The create_testset function creates test datasets either for benchmarking or curve evaluation.

create_testset(test_type, set_names = NULL)

Arguments

test_type

A single string to specify the type of dataset generated by this function.

"bench"

Create test datasets for benchmarking

"curve"

Create test datasets for curve evaluation

set_names

A character vector to specify the names of test datasets.

  1. For benchmarking (test_type = "bench")

    This function uses a naming convention for randomly generated data for benchmarking. The format is a prefix ('i' or 'b') followed by the number of dataset. The prefix 'i' indicates a balanced dataset, whereas 'b' indicates an imbalanced dataset. The number can be used with a suffix 'k' or 'm', indicating respectively 1000 or 1 million.

    Below are some examples.

    "b100"

    A balanced data set with 50 positives and 50 negatives.

    "b10k"

    A balanced data set with 5000 positives and 5000 negatives.

    "b1m"

    A balanced data set with 500,000 positives and 500,000 negatives.

    "i100"

    An imbalanced data set with 25 positives and 75 negatives.

    The function returns a list of TestDataB objects.

  2. For curve evaluation (test_type = "curve")

    The following three predefined datasets can be specified for curve evaluation.

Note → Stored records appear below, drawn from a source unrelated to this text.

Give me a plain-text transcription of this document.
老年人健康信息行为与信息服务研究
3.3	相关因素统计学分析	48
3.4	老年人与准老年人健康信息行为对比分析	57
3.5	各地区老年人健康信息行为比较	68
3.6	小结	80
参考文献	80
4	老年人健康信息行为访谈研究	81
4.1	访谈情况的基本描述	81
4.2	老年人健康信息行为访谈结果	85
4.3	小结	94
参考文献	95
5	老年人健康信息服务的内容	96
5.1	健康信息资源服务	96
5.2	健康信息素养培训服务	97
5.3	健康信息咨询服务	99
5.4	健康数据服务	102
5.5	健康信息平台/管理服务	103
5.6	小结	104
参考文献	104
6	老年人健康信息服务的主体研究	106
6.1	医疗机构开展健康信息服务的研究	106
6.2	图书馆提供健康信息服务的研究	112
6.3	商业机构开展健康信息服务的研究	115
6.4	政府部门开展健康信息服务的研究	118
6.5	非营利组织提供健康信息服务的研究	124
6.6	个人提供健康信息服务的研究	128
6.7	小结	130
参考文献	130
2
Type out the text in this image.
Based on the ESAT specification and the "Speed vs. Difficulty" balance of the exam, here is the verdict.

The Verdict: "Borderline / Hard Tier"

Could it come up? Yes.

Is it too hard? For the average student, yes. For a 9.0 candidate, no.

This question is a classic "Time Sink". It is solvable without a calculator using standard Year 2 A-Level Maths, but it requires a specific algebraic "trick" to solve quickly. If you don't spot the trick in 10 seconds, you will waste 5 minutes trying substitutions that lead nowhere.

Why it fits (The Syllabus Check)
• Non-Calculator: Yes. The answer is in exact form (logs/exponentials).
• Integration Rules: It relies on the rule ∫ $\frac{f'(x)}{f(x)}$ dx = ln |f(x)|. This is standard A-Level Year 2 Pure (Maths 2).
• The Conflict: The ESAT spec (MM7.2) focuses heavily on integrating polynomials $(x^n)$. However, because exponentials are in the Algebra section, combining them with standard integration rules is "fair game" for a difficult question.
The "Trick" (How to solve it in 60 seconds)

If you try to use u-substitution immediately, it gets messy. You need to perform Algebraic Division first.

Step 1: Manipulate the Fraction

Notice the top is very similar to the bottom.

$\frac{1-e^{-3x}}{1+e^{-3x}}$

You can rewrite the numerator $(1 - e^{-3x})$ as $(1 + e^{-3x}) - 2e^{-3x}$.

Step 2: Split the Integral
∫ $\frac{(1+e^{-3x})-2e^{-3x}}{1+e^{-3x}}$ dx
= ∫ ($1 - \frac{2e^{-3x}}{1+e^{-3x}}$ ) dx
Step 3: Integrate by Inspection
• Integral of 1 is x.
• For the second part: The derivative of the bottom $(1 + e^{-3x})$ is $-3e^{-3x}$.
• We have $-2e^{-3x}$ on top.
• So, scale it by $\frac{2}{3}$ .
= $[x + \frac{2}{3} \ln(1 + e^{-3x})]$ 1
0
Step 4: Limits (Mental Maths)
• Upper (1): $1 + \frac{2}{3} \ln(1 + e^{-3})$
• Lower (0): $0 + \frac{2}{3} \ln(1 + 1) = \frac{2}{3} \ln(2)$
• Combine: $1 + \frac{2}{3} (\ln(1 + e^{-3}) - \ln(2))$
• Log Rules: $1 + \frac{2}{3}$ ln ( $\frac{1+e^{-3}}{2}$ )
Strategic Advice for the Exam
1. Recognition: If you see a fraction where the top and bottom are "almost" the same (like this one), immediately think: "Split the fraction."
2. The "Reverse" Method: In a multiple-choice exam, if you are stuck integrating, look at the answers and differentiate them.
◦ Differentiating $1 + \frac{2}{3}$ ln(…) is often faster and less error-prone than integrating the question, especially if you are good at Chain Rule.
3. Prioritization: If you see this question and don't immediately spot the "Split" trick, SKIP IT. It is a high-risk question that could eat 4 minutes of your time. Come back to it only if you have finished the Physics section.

    set nameS3 objectdata source
    c1 or C1TestDataCC1DATA
    c2 or C2TestDataCC2DATA
    c3 or C3TestDataCC3DATA
    c4 or C4TestDataCC4DATA

    The function returns a list of TestDataC objects.

Value

A list of R6 test dataset objects.

See also

run_benchmark and run_evalcurve require the list of the datasets generated by this function. TestDataB for benchmarking test data. TestDataC, C1DATA, C2DATA, C3DATA, and C4DATA for curve evaluation test data. create_usrdata for creating a user-defined test set.

Examples

## Create a balanced data set with 50 positives and 50 negatives
tset1 <- create_testset("bench", "b100")
tset1
#> $b100
#> 
#>     === Test dataset for prcbench functions ===
#> 
#>     Testset name:     b100 
#>     # of positives:   50 
#>     # of negatives:   50 
#>     Scores:           0.01636688 (min) 
#>                       0.365029 (mean) 
#>                       0.9849833 (max) 
#>     Labels:           0 (neg), 1 (pos)
#> 
#> 

## Create an imbalanced data set with 25 positives and 75 negatives
tset2 <- create_testset("bench", "i100")
tset2
#> $i100
#> 
#>     === Test dataset for prcbench functions ===
#> 
#>     Testset name:     i100 
#>     # of positives:   25 
#>     # of negatives:   75 
#>     Scores:           0.002824673 (min) 
#>                       0.2560934 (mean) 
#>                       0.9989533 (max) 
#>     Labels:           0 (neg), 1 (pos)
#> 
#> 

## Create P1 dataset
tset3 <- create_testset("curve", "c1")
tset3
#> $c1
#> 
#>     === Test dataset for prcbench functions ===
#> 
#>     Testset name:     c1 
#>     # of positives:   2 
#>     # of negatives:   2 
#>     Scores:           1 (min) 
#>                       2 (mean) 
#>                       3 (max) 
#>     Labels:           0 (neg), 1 (pos)
#>     Pre-calculated:   Yes
#>     # of base points: 6 
#>     Text position:    (0.85, 0.9)
#>     Text position2:   (0.9, 0.9)
#> 
#> 

## Create P1 dataset
tset4 <- create_testset("curve", c("c1", "c2"))
tset4
#> $c1
#> 
#>     === Test dataset for prcbench functions ===
#> 
#>     Testset name:     c1 
#>     # of positives:   2 
#>     # of negatives:   2 
#>     Scores:           1 (min) 
#>                       2 (mean) 
#>                       3 (max) 
#>     Labels:           0 (neg), 1 (pos)
#>     Pre-calculated:   Yes
#>     # of base points: 6 
#>     Text position:    (0.85, 0.9)
#>     Text position2:   (0.9, 0.9)
#> 
#> 
#> $c2
#> 
#>     === Test dataset for prcbench functions ===
#> 
#>     Testset name:     c2 
#>     # of positives:   2 
#>     # of negatives:   2 
#>     Scores:           1 (min) 
#>                       2.25 (mean) 
#>                       3 (max) 
#>     Labels:           0 (neg), 1 (pos)
#>     Pre-calculated:   Yes
#>     # of base points: 6 
#>     Text position:    (0.2, 0.65)
#>     Text position2:   (0.2, 0.75)
#> 
#>